Thanks. I found the Microtuning section in my DX7S manual. This is interesting, and looks like it could accomplish the task, albeit one would have to calculate and enter values for each note. My only hesitation is that perhaps the "fine" tuning could benefit from being slightly finer for a smoother fit to the Railsback curve.
When I bring up A3, my display reads as follows:
>Micro tune< A3
f: A3 + 0?? 5802
We are in "fine tuning" mode, designated by the "f". Clicking the data entry +1/ON button changes the second line to the following:
f: A3 + 1 ? 5803
If, from the same starting point, but in "coarse tuning" mode, designated by "c", the same action (incrementing the value by one) results in the following second line displays:
c: A#3 + 0 ? 5888
c: B3 + 0?? 5973
c: C4 + 0?? 6058
I am curious about the right-most number. The coarse appears to vary the right-most integer by 85 (but sometimes 86), and the fine appears to transition over the intervening increments.

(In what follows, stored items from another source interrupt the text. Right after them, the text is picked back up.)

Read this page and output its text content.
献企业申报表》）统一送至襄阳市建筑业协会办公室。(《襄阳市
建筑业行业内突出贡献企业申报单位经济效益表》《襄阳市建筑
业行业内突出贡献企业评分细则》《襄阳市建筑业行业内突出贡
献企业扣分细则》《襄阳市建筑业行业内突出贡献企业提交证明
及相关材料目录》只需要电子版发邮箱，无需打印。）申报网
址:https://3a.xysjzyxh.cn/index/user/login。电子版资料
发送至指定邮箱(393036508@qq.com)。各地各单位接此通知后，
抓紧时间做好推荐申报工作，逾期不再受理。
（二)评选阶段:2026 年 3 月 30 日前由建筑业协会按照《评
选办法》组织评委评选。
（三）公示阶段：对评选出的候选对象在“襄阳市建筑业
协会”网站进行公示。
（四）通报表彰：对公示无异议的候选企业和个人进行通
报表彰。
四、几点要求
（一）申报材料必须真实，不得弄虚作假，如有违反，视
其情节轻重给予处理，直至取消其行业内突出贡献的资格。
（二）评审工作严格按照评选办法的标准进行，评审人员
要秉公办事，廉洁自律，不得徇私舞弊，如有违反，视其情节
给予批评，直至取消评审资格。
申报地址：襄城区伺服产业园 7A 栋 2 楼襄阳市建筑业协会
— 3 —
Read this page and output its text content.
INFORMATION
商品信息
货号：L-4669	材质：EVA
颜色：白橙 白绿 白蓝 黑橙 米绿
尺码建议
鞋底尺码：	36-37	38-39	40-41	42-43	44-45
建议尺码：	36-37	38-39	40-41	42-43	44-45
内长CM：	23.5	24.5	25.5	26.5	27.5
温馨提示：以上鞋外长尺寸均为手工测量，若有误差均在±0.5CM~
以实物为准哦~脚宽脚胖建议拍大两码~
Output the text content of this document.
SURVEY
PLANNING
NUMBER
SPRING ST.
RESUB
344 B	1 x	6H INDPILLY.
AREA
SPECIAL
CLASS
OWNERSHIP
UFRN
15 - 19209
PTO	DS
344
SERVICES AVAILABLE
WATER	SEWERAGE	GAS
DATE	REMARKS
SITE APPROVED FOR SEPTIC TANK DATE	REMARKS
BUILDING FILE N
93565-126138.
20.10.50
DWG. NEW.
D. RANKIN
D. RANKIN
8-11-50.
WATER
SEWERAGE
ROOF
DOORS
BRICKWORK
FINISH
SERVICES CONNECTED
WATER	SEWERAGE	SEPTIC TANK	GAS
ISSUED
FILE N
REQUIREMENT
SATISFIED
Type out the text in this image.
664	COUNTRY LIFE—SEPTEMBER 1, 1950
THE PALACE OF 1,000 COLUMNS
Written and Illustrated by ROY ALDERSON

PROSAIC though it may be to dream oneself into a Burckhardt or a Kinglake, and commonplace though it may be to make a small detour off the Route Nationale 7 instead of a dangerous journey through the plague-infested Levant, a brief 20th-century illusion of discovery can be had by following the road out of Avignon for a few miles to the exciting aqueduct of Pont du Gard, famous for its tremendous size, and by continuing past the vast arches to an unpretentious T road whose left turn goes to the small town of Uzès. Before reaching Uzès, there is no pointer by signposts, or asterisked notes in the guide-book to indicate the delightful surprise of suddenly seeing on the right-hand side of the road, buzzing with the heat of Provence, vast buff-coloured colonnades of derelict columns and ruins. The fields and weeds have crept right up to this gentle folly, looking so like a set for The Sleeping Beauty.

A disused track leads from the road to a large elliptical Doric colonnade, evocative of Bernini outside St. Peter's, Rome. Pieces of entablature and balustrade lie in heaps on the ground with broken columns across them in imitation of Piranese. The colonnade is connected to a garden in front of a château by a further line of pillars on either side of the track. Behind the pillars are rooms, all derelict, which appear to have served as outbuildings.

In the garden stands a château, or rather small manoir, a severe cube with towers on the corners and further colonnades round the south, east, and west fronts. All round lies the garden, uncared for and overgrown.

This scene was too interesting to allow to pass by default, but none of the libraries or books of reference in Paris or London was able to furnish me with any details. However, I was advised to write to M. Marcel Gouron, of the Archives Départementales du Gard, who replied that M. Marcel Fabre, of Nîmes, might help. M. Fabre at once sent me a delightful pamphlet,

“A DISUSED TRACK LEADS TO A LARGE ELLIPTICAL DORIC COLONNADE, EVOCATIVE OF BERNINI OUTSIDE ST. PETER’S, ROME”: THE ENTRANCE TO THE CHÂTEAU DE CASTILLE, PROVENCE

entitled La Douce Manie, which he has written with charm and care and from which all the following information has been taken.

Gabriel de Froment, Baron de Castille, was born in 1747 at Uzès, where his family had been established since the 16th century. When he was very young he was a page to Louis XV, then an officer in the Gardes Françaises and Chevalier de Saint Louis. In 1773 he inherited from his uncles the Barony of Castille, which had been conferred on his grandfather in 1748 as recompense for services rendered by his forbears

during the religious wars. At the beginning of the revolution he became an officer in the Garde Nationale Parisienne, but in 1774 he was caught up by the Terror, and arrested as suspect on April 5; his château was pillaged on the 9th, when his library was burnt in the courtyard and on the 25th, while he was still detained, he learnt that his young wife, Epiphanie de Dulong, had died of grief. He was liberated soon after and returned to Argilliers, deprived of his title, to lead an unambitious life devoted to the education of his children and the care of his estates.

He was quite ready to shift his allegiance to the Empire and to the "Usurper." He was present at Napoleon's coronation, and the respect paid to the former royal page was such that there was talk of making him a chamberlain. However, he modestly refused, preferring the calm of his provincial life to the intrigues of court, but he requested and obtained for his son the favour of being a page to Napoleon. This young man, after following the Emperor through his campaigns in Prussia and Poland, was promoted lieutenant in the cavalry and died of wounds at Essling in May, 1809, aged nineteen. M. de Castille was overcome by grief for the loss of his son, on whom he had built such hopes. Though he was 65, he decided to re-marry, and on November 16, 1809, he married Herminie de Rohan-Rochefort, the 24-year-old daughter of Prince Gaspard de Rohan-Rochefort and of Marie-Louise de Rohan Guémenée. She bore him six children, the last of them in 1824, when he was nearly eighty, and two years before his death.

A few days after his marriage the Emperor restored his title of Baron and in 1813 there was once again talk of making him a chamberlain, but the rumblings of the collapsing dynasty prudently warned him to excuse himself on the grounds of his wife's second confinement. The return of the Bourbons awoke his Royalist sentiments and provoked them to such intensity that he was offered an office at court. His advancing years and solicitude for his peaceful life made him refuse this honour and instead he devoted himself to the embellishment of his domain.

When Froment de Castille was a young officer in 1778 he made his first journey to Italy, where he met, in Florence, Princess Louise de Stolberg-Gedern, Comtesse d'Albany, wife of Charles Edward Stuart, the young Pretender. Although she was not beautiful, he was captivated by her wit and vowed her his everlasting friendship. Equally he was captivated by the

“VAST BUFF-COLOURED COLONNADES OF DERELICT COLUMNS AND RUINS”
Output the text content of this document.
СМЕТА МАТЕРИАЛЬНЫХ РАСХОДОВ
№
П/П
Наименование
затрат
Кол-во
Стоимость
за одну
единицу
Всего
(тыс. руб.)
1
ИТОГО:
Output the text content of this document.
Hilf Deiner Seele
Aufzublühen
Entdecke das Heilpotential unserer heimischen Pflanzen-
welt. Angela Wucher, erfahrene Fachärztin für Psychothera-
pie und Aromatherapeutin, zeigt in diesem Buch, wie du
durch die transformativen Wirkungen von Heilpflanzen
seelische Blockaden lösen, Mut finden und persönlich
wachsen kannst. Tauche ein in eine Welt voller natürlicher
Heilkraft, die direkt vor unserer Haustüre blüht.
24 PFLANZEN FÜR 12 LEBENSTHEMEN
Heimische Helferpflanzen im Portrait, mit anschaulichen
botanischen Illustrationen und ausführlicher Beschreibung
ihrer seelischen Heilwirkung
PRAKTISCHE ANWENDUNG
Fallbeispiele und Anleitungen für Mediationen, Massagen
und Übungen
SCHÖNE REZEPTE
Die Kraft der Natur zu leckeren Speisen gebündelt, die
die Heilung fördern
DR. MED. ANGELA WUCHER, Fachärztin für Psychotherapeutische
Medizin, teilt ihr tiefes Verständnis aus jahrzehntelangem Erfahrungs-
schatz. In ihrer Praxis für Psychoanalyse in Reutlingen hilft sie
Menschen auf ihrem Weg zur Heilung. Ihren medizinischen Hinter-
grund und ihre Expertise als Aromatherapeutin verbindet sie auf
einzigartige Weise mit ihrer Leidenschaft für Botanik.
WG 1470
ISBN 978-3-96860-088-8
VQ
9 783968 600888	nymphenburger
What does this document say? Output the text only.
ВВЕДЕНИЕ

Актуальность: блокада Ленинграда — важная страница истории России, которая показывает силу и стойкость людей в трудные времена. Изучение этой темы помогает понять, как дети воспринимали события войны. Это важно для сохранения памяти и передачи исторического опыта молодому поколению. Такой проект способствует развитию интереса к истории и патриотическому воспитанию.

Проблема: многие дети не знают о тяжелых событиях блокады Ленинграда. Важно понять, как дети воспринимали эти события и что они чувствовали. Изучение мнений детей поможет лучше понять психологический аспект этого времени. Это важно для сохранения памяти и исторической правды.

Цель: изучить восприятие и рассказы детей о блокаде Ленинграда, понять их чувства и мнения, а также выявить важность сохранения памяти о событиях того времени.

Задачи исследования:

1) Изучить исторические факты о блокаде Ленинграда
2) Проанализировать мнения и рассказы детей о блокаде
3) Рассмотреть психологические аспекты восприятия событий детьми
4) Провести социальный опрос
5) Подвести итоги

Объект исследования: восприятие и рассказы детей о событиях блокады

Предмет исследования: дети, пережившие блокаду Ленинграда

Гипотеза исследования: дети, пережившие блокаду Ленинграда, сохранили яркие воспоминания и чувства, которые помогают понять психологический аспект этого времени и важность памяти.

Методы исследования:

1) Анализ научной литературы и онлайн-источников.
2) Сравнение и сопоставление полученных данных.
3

I can see that this matches the 1.17 cents approximation that you referred to. I'm guessing the large integer is the index column of a data table that encodes frequency.
I've not found a source equation or chart yet for the Railsback values. I've read estimates of 10 to 20 cents perceived stretching occurs even for the middle octaves, even thought the Railsback adjustment made there is smaller. I suspect that the adjustments made by piano tuners, which are less in the middle registers and more in the outer registers, reflects a compromise that derives from common use of those frequency ranges. Around middle C, we are more likely to use "close-voiced" chords, and in that context, beating between the notes might be more annoying, whereas at the extremes, where open-voicings are used (octaves, or at the least fifth), the "stretch" could be the more discomfiting factor.